KOMPAS.com - Seorang pasien kanker asal New Jersey, Amerika Serikat, mendapatkan kesempatan kedua dalam hidupnya berkat terapi kanker baru.
Pamela Goldberger, 65 tahun, mengetahui pada tahun 2023 bahwa ia menderita glioblastoma, tumor otak yang ganas dengan angka harapan hidup rendah, rata-rata hanya 14 hingga 16 bulan bahkan setelah operasi.
Dalam wawancara dengan Fox News Digital, Goldberger menceritakan bahwa gejala awal kankernya tidak terlalu terasa, selain mual yang hebat. Hingga pada suatu malam saat makan dengan keluarganya, ia malah menggunakan garpunya sebagai pisau dan pisaunya sebagai garpu.
Menyadari ada yang aneh dengan dirinya, Goldberger pergi ke UGD untuk menjalani tes neurologis, termasuk MRI dan pemindaian CAT, yang hasilnya menunjukkan dengan jelas adanya tumor otak.
Baca juga: Gejala Serius Tumor Otak yang Diungkapkan 4 Pasien, Apa Saja yang Dirasakan?
"Mendengar berita ini sungguh memilukan. Dunia kami seakan berhenti," ujarnya.
"Kami punya dua cucu kecil, dan [saya pikir] saya tidak akan pernah punya kesempatan untuk melihat mereka tumbuh dewasa. Itu sangat menyedihkan," katanya.
Goldberger lalu dirawat di rumah sakit dan dijadwalkan menjalani operasi otak beberapa hari kemudian.
Operasi merupakan pengobatan standar untuk kanker otak yang sangat agresif ini, tetapi dokter bedah saraf di RS Universitas Cooper di Camden, New Jersey, menawarkan Goldberger pilihan terapi yang berbeda.
Ia meminta Goldberger untuk mempertimbangkan bergabung dalam uji klinis terapi sel dendritik individual yang dapat membantu mengobati glioblastoma.
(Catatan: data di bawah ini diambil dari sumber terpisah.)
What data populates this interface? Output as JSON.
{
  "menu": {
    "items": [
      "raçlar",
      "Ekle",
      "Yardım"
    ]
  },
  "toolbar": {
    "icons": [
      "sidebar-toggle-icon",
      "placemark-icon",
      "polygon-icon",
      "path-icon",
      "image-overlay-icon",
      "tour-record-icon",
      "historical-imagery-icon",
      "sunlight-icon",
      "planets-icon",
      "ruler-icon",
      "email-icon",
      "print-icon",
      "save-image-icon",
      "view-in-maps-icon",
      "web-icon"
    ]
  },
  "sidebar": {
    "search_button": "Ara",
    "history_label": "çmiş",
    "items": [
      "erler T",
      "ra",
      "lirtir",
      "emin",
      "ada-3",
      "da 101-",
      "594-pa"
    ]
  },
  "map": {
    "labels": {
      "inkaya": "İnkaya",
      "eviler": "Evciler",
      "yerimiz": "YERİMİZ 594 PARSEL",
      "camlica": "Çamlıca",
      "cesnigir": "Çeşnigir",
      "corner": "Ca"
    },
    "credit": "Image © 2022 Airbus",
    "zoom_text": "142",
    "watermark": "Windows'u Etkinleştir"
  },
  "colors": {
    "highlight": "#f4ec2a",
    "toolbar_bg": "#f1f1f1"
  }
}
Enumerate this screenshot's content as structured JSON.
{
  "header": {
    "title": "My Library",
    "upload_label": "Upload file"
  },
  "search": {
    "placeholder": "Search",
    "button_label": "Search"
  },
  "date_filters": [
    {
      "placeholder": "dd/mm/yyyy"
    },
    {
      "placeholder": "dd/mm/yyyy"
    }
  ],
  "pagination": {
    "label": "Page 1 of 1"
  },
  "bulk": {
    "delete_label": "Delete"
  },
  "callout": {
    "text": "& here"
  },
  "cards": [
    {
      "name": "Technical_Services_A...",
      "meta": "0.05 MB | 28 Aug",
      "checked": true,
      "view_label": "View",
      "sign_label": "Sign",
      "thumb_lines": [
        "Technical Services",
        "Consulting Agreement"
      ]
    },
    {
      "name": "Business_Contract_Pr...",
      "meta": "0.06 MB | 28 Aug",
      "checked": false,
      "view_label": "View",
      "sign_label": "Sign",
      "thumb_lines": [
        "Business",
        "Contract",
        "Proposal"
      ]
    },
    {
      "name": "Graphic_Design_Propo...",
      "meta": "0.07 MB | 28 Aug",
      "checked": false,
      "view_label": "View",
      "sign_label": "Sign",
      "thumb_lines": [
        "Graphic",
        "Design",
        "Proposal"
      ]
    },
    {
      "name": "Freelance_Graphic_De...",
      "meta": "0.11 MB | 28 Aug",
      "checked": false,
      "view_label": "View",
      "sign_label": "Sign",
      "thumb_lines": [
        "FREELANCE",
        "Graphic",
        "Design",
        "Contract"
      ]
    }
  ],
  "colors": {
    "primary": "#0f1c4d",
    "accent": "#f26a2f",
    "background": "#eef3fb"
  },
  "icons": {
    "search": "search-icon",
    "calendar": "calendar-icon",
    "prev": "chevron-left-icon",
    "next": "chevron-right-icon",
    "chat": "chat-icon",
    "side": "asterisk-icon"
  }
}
Setelah berdiskusi dengan keluarga Goldberger setuju untuk berpartisipasi.
Baca juga: Veronika Oni, Remaja Asal NTT Melawan Tumor Otak di Usia 15 Tahun
Setelah operasi pengangkatan tumor, Goldberger memulai kemoterapi dan radiasi selama enam minggu, dan beberapa minggu kemudian dilanjutkan dengan terapi sel investigasi selama enam minggu. Proses tersebut diikuti dengan kemoterapi pemeliharaan selama satu tahun lagi untuk memastikan tidak ada lagi sel kanker.
Meskipun proses penyembuhannya "sangat bertahap," Goldberger mengatakan ia mulai merasa seperti dirinya sendiri lagi setelah kemoterapi oral berakhir.
Sekarang, 2,5 tahun setelah diagnosisnya, ia hidup, sehat, dan dapat melanjutkan hobinya bermain tenis beberapa kali seminggu.
Menurut Dr. Joseph Georges, ahli bedah saraf di Rumah Sakit Universitas Banner di Phoenix, Arizona, yang memimpin uji klinis tersebut, angka harapan hidup dan pengobatan kanker glioblastoma belum ada kemajuan dalam 20 tahun.
Baca juga: Penyintas Kanker Bagikan 12 Tips Mengurangi Efek Samping Kemoterapi, Apa Saja?
"Tumor ini sangat bermutasi dan terdapat populasi sel yang berbeda untuk setiap pasien," ujarnya kepada Fox News Digital.
"Tumor ini juga sangat efektif dalam melumpuhkan sistem kekebalan tubuh untuk menyerangnya."